5) For those who would belittle Pope Pius XII’s teaching on the morality of rhythm on the score that he addressed only mid-wives and nurses, let them realize that this address is contained in the Acta Apostolicae Sedis (the official Acts of the Apostolic See). Refer to: Acta Apostolicae Sedis 43 (1951) 845-46. On two other occasions, Pope Pius XII reiterated this same teaching and these also can be found in the Acta Apostolicae Sedis 43 (1953) 855-60 at 859 and Acta Apostolicae Sedis 50 (1958) 732-48, at 736.

a) It is interesting to note that Fr. Paul Nau, O.S.B., in his article on the “Ordinary Universal Teaching Authority of the Pope” explicitly referred to this teaching of Pope Pius XII on rhythm as an example of an allocution used to promulgate a teaching to the universal Church:

“The pope can use other means for worldwide communication. With extreme care for tact and delicacy, Pope Pius XII has chosen, in speaking of certain more delicate problems of conjugal chastity, to confine his remarks to an audience of doctors, nurses and technicians.

“A good example of this is the allocution Pius XII gave in 1951 to the midwives. Certainly an allocution is not the most solemn means of teaching at the pope’s disposal, but it is just as certain that the pope did intend to teach quite authoritatively in this case.

“There is no question but that such a discourse was intended to have, and in fact has had, a much wider audience than that of his immediate hearers. The same is true of letters and allocutions directed to bishops. As Supreme Pastor teaching other pastors, the pope here exercises a magisterium that is virtually universal. The audiences in these cases are like sounding boards for greater resonance and wider acceptance of the papal teaching.

“When considering such widespread resonance and acceptance of teachings in the Church, we cannot overlook the help of the Holy Spirit given personally to the Successor of Peter. This assistance is meant to prevent the Pastor from leading the flock astray. The pope is endowed with infallibility because he must direct the Church which Christ promised would be preserved from all error till the end of time.

“We can expect the help of the Holy Spirit on any occasion to be in direct proportion to the impact the pope’s words have on the faith of the universal Church.
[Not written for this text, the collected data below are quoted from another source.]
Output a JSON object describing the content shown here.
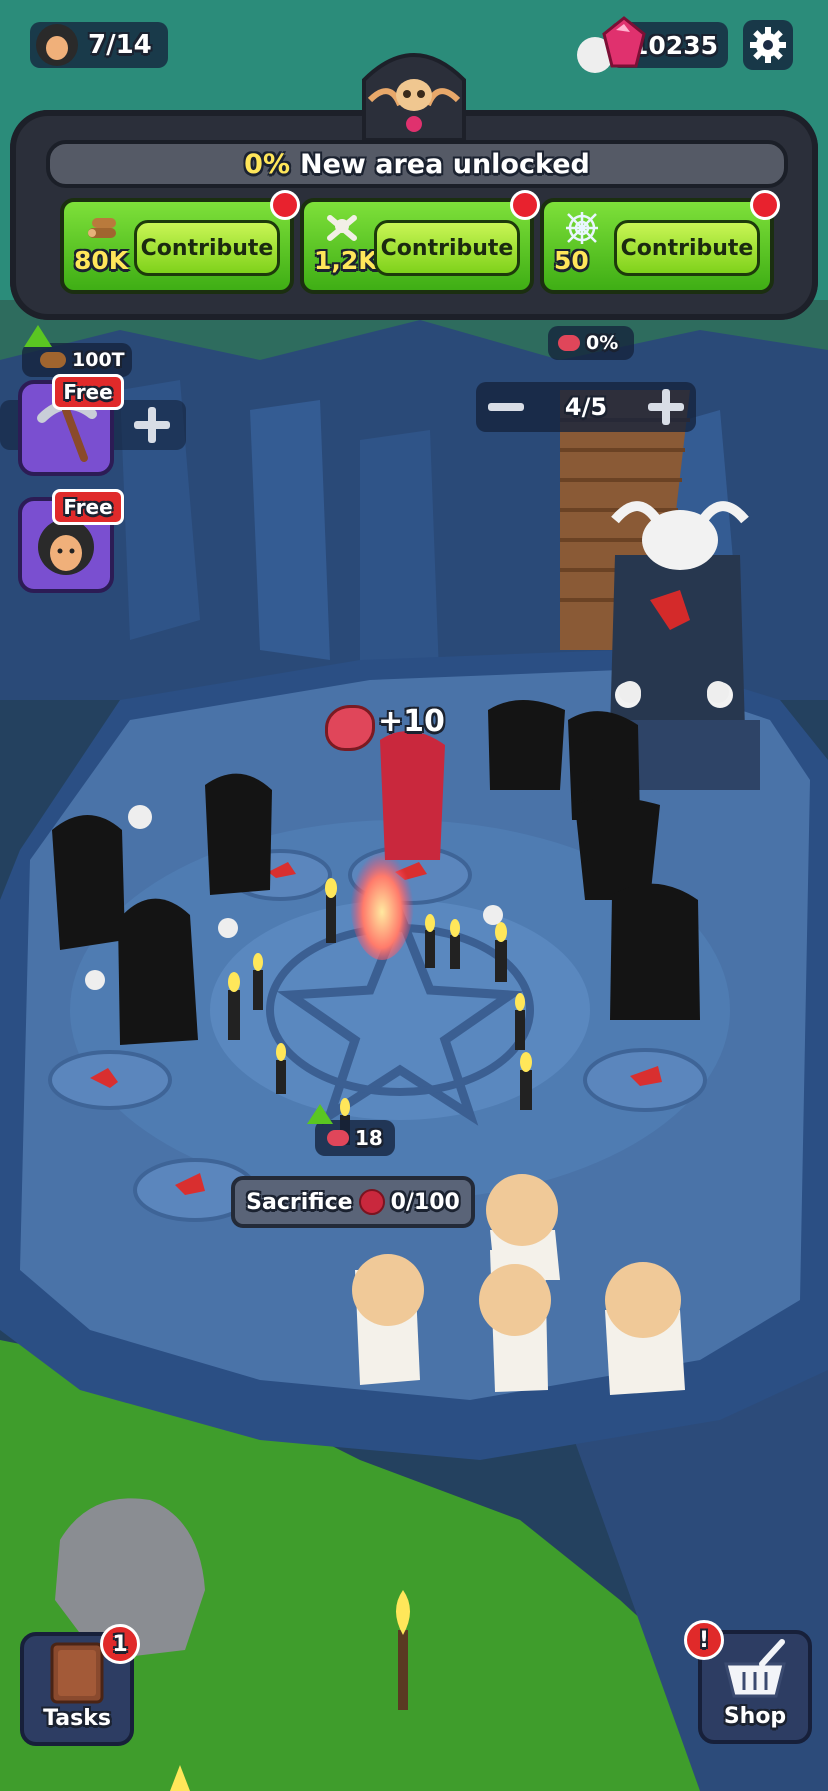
{
  "hud": {
    "population": "7/14",
    "gems": "10235",
    "colors": {
      "gem": "#e0316e",
      "accent_green": "#5ac622"
    }
  },
  "area": {
    "percent": "0%",
    "label": "New area unlocked",
    "contributions": [
      {
        "amount": "80K",
        "button": "Contribute",
        "icon": "wood-logs-icon"
      },
      {
        "amount": "1,2K",
        "button": "Contribute",
        "icon": "bones-icon"
      },
      {
        "amount": "50",
        "button": "Contribute",
        "icon": "spiderweb-icon"
      }
    ]
  },
  "resources": {
    "wood_cost": "100T",
    "meat_percent": "0%",
    "cultist_slots": "4/5",
    "meat_count": "18",
    "meat_popup": "+10"
  },
  "side_buttons": [
    {
      "tag": "Free",
      "icon": "pickaxe-icon"
    },
    {
      "tag": "Free",
      "icon": "cultist-face-icon"
    }
  ],
  "sacrifice": {
    "label": "Sacrifice",
    "value": "0/100"
  },
  "bottom": {
    "tasks_label": "Tasks",
    "tasks_badge": "1",
    "shop_label": "Shop",
    "shop_badge": "!"
  }
}
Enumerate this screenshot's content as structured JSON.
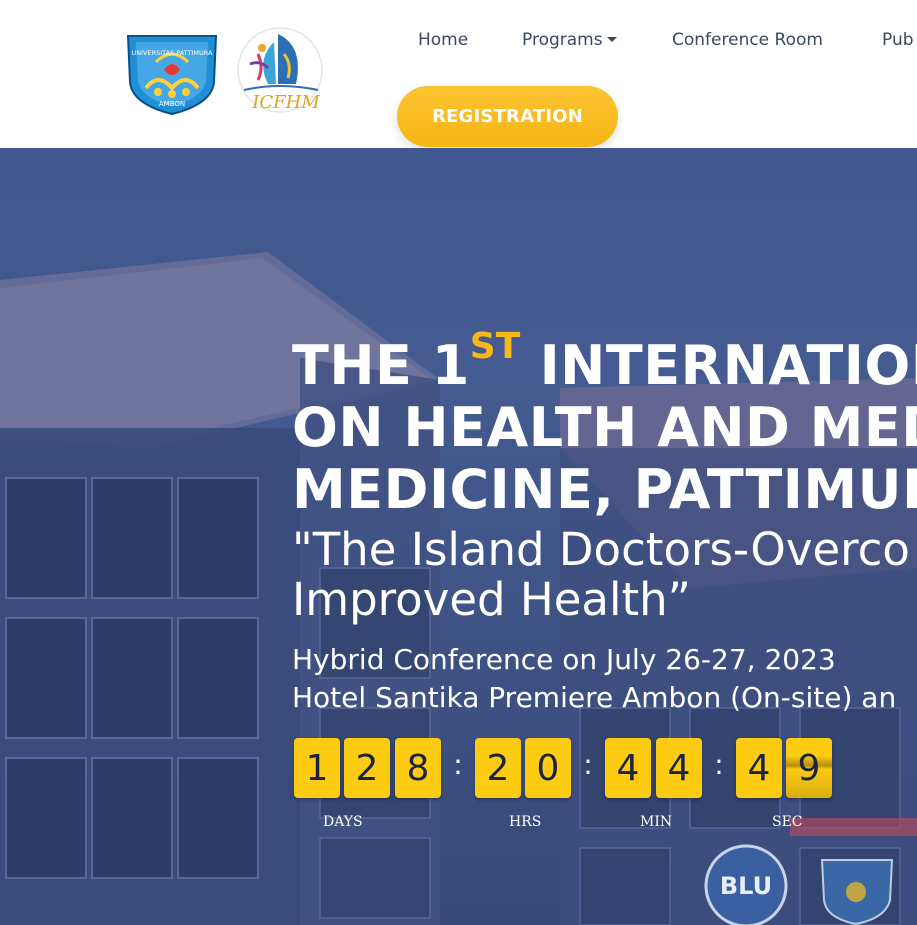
{
  "nav": {
    "home": "Home",
    "programs": "Programs",
    "conference_room": "Conference Room",
    "pub": "Pub"
  },
  "registration_button": "REGISTRATION",
  "hero": {
    "title_lines": [
      "THE 1",
      "ON HEALTH AND MED",
      "MEDICINE, PATTIMUR"
    ],
    "title_sup": "ST",
    "title_line1_rest": " INTERNATION",
    "theme_lines": [
      "\"The Island Doctors-Overco",
      "Improved Health”"
    ],
    "info_lines": [
      "Hybrid Conference on July 26-27, 2023",
      "Hotel Santika Premiere Ambon (On-site) an"
    ]
  },
  "countdown": {
    "days": [
      "1",
      "2",
      "8"
    ],
    "hours": [
      "2",
      "0"
    ],
    "minutes": [
      "4",
      "4"
    ],
    "seconds": [
      "4",
      "9"
    ],
    "separator": ":",
    "labels": {
      "days": "DAYS",
      "hours": "HRS",
      "minutes": "MIN",
      "seconds": "SEC"
    }
  },
  "logos": {
    "university_text": "UNIVERSITAS PATTIMURA",
    "university_city": "AMBON",
    "conference_logo_text": "ICFHM",
    "building_sign": "BLU"
  },
  "colors": {
    "accent": "#fbbf24",
    "nav_text": "#3c4a5f",
    "digit_bg": "#fdcb12",
    "hero_overlay": "#3f5790"
  }
}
Whatever is accepted throughout the Church must be true, and the greater acceptance a papal declaration finds, the greater reason we have for accepting it as part of the Catholic faith.”

6) It is important to mention that Pope Pius XII placed a condition on the use of rhythm:

“Consequently to embrace the state of matrimony, to use continually the faculty proper to it, and in it alone, and on the other hand to withdraw always and deliberately, without a grave motive, from its primary duty, would be to sin against the very meaning of conjugal life” (A.A.S., 43 [1951] 845-846).

7) Well before Vatican II, moral theologians consistently reiterated the teaching of the Sacred Penitentiary and Pope Pius XII on the morality of rhythm. It is difficult to comprehend how anyone can claim that the pope, the Sacred Penitentiary, and moral theologians have been in error on this issue for some 150 years and that laity have now figured it out.